Our lab or station is also equipped with a Sky Quality Meter which measures the brightness at the depth of the sky, behind the stars. These measurements are taken through the night and measured in arcs per second squared. The higher the measurement indicates a darker sky which enables a far better quality image and also facilitates more stable conditions for flora and fauna and even our human health.

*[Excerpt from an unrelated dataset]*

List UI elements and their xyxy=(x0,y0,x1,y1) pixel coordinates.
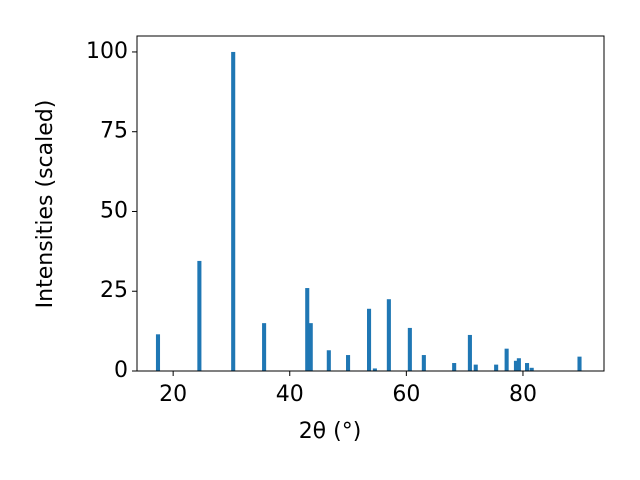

Here we have an example of the graphs used by the SQM:



In this image, at 7 PM we see that the dusk hours turn quickly into night and the light factor is greatly reduced. The shaded part of the image on the right side indicates that at this time the moon was directly above the horizon. In the middle of the night we measure 22, suggesting that the Dehesa San Francisco is one of the best places in Spain for viewing and measuring the stars. Its rare that any measurements in other locations reach even 21.5. In most major cities or larger towns its rare to even reach 18 due to light contamination from streetlights and individual illumination. The slight bumps in the graphics represent clouds passing.

With the data received through the SQM from the camera images it is feasible to study the evolution of the sky quality on a long term basis.



On the nights of 27-28 of September 2015 we had a complete lunar eclipse. At that time there was another camera installed in our astrological station. In the video found below, we can appreciate the complete evolution of the lunar eclipse. At the beginning of the video and due to the brightness of the moon, we can see very few stars and a saturated column. As the evening progresses, we begin to see more and more stars and the reduction of the light in the column. During this period, it appears that there is no full moon and the stars are at their maximum. As the moon comes out from behind earth’s shadow the sky again returns to the Full Moon’s maximum illumination, obscuring again the night’s stars.



El SQM registers the evolution of the brightness of the depth of the sky in the below graphic.

Look for the sky and how it is slowly getting darker and darker, from 2:00 am onwards, until it gets to its totality reaching the usual magnitude of 21,6 of a moonless night. Here it stays until the penumbral phase.



The complete angle camera is controlled by a Raspberry Pi 3 whose programs detect the entrance of meteors, shooting stars and fire balls like in the below image from November, 6th, 2015.



The most interesting or spectacular phenomena caught by the network are usually object of articles and publications on the web.